Cambodian PM asks US to stop deporting criminals

By AFP   April 27, 2017 | 02:20 am PT
'America is very smart...they keep only good people while they deport prisoners out of their country back to us.'

Cambodian leader Hun Sen called on the United States Thursday to stop forcibly deporting convicts with Cambodian heritage to the Southeast Asian nation, saying they should revise a policy that splits up families.

More than 500 felons have been sent to Cambodia through a repatriation deal, though many were raised in the U.S. and arrive in the country having never visited and unable to speak the language.

"America is very smart...they keep only good people while they deport prisoners out of their country back to us," said Hun Sen, the strongman premier who has ruled Cambodia for more than three decades.

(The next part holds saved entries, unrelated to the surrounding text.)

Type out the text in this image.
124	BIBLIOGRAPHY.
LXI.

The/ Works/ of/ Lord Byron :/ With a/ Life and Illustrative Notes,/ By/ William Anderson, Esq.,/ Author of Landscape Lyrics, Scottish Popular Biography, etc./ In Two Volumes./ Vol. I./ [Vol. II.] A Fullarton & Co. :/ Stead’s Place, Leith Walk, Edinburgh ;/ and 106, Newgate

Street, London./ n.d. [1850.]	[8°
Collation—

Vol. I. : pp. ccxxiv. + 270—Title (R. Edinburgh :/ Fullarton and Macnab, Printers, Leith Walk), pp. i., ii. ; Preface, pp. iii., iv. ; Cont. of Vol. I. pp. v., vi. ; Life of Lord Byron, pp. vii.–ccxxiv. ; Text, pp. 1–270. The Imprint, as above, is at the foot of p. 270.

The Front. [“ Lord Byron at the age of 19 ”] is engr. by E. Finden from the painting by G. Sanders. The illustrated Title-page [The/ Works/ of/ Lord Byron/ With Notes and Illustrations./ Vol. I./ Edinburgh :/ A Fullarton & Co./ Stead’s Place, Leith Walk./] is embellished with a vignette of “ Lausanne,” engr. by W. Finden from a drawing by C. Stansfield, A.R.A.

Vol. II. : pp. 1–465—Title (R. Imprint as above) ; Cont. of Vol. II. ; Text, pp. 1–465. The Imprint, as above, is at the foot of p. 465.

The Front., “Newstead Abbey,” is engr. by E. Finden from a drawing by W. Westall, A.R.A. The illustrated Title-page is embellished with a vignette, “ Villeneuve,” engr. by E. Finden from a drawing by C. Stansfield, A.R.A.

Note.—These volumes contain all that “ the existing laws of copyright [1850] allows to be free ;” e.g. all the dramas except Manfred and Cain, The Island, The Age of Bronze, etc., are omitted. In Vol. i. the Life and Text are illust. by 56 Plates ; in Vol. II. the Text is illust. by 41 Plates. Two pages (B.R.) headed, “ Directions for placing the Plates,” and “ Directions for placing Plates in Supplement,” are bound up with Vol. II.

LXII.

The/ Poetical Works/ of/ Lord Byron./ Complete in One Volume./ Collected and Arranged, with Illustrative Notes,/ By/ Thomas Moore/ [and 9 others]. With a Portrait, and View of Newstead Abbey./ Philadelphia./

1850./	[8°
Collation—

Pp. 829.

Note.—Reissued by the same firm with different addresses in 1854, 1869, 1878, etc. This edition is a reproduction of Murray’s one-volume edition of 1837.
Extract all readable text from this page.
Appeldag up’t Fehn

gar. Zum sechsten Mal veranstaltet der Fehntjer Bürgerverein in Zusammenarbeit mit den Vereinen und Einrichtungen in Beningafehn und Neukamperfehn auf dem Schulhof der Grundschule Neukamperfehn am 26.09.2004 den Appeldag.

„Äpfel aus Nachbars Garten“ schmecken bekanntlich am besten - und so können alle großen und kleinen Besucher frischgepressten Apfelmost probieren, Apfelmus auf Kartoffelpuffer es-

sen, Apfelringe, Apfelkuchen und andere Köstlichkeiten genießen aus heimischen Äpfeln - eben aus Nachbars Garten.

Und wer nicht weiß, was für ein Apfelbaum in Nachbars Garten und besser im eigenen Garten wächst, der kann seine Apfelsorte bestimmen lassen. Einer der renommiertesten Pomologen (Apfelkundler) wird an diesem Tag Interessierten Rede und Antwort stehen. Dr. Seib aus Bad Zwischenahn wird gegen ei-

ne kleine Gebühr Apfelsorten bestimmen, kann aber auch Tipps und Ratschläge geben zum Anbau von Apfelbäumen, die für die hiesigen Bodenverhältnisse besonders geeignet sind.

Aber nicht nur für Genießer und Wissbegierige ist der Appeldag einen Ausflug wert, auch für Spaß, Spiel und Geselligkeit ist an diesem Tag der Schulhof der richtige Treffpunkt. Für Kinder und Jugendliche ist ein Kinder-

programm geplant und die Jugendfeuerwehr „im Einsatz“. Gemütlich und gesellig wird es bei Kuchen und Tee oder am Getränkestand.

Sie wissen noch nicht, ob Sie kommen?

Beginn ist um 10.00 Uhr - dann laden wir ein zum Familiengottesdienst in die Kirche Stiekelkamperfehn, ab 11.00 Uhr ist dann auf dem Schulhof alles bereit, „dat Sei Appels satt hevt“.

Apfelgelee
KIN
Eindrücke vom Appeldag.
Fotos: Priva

"I hope the father of human rights which is America...will accept the proposal to amend the agreement to offer convicted Cambodians a chance to stay in the U.S. with their families," he added.

The prime minister's comments come after Cambodia's foreign ministry said earlier this week it wanted to renegotiate the 15-year-old agreement allowing both nations to deport criminals with ties to the other country.

The foreign ministry spokesman said the deal had been "criticised by both Cambodians here and Cambodian communities in the U.S." as a form of "double punishment" for those who are deported against their will.

A spokesman for the U.S. Embassy in Phnom Penh told AFP they had been informed of Cambodia's desire to amend the agreement.

Hun Sen routinely hurls insults at the United States and jumps on any opportunity to point out hypocrisy in American foreign policy.

Washington secretly bombed Cambodia during the Indochina wars but went on to be a major donor as the country emerged from the ashes of the Khmer Rouge genocide, pouring billions in aid into the country.

It also took in tens of thousands of Cambodian refugees.

Yet relations between the two nations have grown increasingly frosty in recent years, a period that has seen Cambodia grow closer to regional superpower Beijing.

China has lavished the poverty-stricken country with billions of dollars in grants and low-interest loans over the past few decades.

Unlike aid from the U.S., Beijing's support comes without pressure to address rights abuses or strengthen the country's fragile democracy.